Ini sungguh-sungguh mengejutkan bagiku.

“Lalu, bagaimana bisa kau berbicara dengan logat Kansai sekental itu?” aku bertanya.

“Aku mempelajarinya. Suatu hari, aku berpikir untuk mempelajari logat Kansai, maka aku pun mempelajarinya.”

“Kau mempelajarinya?”

“Ya.
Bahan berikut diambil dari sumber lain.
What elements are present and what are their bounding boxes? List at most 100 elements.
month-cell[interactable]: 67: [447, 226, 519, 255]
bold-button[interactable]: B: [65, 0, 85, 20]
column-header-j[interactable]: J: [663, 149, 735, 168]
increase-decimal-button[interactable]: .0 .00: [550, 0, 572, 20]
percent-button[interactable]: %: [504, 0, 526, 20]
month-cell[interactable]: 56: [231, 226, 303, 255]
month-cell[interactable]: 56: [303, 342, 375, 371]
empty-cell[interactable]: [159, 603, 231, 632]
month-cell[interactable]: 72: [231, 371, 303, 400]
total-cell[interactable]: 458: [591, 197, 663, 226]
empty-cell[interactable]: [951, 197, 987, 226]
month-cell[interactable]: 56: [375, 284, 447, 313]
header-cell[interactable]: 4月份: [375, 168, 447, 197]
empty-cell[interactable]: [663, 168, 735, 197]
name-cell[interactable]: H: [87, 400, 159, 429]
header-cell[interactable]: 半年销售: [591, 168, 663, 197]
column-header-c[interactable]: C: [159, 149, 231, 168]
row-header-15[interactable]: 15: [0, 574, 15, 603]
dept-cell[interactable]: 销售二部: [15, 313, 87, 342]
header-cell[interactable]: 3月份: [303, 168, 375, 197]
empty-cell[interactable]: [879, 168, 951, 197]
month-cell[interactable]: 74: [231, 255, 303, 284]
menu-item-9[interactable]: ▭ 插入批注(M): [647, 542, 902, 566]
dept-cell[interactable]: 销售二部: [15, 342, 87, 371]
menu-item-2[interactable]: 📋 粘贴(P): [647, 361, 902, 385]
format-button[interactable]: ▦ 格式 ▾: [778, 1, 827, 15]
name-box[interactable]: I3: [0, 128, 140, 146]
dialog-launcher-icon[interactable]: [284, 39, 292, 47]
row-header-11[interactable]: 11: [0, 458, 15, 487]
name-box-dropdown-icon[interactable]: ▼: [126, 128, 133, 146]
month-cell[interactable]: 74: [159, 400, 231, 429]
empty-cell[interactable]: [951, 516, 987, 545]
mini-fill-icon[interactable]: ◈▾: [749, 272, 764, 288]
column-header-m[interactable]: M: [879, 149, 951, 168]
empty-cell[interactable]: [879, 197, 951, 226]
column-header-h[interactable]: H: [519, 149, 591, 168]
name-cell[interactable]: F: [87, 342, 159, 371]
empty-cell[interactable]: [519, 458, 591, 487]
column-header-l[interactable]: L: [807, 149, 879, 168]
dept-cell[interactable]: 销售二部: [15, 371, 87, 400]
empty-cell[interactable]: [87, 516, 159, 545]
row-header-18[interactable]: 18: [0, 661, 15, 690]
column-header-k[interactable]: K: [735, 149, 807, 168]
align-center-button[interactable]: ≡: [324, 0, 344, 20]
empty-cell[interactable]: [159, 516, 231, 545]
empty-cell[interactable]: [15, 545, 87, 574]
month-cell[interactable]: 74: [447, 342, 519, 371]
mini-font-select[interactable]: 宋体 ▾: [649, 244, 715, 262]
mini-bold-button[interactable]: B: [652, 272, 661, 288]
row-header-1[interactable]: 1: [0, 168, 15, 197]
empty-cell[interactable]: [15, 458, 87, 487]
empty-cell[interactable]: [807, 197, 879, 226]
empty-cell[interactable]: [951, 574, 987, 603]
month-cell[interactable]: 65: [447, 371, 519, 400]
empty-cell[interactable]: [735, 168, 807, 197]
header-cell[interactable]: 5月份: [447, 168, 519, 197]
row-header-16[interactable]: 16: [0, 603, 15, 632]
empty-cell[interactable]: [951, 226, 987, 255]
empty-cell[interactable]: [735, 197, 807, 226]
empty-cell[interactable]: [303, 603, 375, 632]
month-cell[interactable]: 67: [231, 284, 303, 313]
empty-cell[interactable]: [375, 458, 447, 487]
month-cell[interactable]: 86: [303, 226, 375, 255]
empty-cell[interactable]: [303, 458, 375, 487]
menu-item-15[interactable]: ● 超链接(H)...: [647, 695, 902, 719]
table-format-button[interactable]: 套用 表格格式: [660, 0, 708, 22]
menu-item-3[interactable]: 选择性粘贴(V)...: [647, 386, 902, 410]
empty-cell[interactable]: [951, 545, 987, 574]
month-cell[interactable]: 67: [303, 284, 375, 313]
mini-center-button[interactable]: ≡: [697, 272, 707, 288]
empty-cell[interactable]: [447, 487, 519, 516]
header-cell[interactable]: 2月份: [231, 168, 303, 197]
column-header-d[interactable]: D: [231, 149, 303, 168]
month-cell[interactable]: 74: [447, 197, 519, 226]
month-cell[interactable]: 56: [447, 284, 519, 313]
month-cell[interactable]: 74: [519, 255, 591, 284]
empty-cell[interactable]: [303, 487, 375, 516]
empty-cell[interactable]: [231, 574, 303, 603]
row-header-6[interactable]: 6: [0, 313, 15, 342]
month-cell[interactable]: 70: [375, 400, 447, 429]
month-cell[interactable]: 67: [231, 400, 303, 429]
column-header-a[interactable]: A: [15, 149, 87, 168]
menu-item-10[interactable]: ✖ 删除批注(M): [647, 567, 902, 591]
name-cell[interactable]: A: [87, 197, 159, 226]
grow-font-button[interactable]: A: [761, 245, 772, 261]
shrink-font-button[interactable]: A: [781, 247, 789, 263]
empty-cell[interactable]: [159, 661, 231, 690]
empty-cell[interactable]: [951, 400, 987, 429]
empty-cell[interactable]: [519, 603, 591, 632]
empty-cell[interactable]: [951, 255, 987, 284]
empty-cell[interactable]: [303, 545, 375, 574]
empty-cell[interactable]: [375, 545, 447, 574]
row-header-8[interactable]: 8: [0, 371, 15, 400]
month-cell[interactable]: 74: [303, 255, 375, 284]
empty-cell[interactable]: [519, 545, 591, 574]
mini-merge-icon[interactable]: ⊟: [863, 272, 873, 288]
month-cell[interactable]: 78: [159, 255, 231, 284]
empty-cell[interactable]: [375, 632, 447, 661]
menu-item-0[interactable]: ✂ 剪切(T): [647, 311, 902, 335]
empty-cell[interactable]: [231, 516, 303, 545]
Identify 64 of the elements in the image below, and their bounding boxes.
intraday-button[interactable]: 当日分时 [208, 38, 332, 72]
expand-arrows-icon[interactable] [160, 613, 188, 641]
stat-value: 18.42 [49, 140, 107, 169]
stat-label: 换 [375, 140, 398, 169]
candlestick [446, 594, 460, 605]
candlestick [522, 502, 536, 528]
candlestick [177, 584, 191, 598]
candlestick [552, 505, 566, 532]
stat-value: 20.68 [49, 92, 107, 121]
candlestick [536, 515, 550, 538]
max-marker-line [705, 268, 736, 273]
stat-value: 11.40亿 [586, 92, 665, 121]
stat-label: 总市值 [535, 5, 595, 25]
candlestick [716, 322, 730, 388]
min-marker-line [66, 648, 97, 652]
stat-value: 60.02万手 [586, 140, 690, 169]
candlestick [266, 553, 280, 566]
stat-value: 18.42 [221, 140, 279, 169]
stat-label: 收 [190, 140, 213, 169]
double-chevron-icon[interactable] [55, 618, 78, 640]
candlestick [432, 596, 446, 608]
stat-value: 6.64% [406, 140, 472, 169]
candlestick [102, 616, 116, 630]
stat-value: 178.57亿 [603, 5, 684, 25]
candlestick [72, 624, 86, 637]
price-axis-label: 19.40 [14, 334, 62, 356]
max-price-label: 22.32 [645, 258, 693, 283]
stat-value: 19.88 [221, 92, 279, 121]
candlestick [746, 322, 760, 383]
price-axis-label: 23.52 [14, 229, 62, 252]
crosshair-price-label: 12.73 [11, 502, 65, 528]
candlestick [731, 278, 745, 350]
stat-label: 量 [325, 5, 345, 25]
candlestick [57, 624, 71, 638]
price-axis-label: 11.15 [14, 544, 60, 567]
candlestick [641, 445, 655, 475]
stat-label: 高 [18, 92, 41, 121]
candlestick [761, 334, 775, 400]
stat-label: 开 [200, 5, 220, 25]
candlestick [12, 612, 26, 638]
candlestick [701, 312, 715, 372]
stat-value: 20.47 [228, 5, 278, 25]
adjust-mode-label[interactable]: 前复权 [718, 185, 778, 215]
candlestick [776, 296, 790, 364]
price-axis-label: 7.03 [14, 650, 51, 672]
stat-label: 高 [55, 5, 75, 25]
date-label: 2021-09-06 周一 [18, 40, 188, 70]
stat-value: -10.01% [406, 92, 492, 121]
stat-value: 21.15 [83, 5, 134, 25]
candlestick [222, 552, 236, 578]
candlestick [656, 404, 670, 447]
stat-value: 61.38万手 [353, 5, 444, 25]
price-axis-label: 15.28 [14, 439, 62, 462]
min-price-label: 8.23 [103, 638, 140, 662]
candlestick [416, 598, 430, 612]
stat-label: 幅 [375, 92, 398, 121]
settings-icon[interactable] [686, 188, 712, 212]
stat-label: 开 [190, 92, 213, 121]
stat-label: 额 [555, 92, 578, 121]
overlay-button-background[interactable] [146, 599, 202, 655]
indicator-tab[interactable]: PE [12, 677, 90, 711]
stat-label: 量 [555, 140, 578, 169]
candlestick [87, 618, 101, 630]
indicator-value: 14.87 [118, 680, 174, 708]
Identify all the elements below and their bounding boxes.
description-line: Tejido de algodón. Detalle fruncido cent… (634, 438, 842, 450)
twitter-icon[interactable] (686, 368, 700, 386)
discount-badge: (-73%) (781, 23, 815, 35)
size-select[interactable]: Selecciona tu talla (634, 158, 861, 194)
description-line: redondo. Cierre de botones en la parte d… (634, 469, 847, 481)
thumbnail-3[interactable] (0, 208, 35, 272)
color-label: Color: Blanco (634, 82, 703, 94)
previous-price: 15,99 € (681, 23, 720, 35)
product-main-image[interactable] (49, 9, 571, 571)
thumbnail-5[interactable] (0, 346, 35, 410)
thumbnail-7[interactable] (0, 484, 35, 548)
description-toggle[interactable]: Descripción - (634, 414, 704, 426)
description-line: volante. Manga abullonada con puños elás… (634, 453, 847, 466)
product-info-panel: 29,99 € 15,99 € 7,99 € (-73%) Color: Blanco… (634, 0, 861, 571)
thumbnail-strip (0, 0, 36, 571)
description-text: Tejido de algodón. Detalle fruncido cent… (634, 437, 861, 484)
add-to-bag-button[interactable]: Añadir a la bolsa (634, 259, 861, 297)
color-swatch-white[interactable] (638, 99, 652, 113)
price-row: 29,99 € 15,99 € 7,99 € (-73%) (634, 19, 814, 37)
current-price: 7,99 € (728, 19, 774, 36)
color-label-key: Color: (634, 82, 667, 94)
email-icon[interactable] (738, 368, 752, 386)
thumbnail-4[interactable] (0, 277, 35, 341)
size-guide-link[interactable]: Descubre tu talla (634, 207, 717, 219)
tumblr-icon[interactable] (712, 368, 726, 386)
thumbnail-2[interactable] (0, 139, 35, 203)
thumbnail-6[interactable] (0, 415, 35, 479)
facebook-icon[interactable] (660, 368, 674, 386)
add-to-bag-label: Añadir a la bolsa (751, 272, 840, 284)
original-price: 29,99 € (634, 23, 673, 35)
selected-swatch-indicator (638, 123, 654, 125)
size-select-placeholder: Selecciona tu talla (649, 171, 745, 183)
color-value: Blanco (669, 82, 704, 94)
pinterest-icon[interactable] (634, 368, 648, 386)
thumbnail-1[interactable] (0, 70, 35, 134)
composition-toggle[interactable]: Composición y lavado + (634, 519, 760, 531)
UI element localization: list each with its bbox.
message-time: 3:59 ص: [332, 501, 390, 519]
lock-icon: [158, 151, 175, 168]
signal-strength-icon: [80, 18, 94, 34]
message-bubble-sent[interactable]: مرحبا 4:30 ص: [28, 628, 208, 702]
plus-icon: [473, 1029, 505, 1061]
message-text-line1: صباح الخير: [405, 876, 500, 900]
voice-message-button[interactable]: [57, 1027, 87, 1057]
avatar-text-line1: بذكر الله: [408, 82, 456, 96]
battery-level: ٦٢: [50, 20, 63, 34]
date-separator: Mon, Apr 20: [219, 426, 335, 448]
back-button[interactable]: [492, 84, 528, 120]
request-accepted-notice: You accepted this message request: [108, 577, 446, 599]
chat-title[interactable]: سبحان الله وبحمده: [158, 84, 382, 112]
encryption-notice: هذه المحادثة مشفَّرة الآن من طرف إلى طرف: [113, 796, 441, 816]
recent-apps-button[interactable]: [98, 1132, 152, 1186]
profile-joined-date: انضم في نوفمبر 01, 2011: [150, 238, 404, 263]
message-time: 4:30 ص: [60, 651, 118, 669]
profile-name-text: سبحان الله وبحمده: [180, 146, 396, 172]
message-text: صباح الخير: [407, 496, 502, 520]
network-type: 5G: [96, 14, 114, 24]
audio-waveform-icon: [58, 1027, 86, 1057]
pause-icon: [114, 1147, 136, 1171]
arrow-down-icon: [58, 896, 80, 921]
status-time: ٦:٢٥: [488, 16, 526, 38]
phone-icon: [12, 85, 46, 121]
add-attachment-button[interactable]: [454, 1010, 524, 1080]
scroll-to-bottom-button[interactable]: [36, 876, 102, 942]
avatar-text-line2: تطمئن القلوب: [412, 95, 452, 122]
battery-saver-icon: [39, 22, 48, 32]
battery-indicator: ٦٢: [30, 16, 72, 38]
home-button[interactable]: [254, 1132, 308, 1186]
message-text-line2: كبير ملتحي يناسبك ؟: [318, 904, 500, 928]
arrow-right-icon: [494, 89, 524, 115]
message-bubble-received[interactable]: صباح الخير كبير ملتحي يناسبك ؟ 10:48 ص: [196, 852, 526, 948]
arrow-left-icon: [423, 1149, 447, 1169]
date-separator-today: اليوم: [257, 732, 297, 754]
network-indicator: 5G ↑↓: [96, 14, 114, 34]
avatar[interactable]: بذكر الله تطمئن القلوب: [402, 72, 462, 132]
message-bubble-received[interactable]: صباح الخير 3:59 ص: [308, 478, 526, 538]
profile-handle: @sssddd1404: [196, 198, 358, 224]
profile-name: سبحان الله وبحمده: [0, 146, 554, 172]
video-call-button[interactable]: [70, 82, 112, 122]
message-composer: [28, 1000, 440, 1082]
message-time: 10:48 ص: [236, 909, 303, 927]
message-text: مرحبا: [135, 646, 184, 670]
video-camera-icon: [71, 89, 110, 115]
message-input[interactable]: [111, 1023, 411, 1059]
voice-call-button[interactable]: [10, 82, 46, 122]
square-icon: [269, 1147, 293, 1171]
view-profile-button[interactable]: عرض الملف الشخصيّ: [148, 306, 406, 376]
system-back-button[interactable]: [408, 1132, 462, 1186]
Dengan sangat keras. Kata-kata kerja, kata-kata benda, bagaimana melafalkannya, semuanya. Sama seperti kalau kau belajar Bahasa Inggris atau Prancis. Aku bahkan sempat pergi ke Kansai untuk berlatih mempraktikkannya.”

Baru pertama kali aku mengetahui, bahwa ternyata ada orang yang mempelajari logat Kansai seperti mempelajari bahasa asing seperti Bahasa Inggris atau Prancis. Sebuah kenyataan yang membuatku tersadar kembali betapa Tokyo adalah sebuah kota yang sangat besar, dan betapa sangat sedikit yang kuketahui. Aku teringat sebuah novel berjudul “Sanshiro", kisah tentang seorang pemuda desa yang mengembara ke kota besar.

“Waktu kecil aku sangat menyukai Hanshin Tigers,” Kitaru menjelaskan. “Selalu datang ke pertandingan mereka setiap kali mereka bermain di Tokyo. Tapi, kalau duduk bersama para pendukung Hanshin dan berbicara dengan logat Tokyo, tidak akan ada yang mau mengobrol denganku. Jadi tidak dapat berbaur dan menjadi bagian dari komunitas itu, kau tahu? Jadi aku pikir aku harus bisa berbicara dengan logat Kansai, maka mati-matian, aku berusaha mempelajarinya.”

“Demi itu?” kataku, setengah tidak percaya.

“Benar sekali. Sebegitu pentingnya Tigers buatku,” kata Kitaru. “Sekarang, aku selalu berbicara hanya dengan logat Kansai. Di rumah, di sekolah, bahkan ketika mengigau sekalipun. Sempurna bukan?”

“Sangat sempurna. Kukira kau benar-benar orang Kansai,” kataku.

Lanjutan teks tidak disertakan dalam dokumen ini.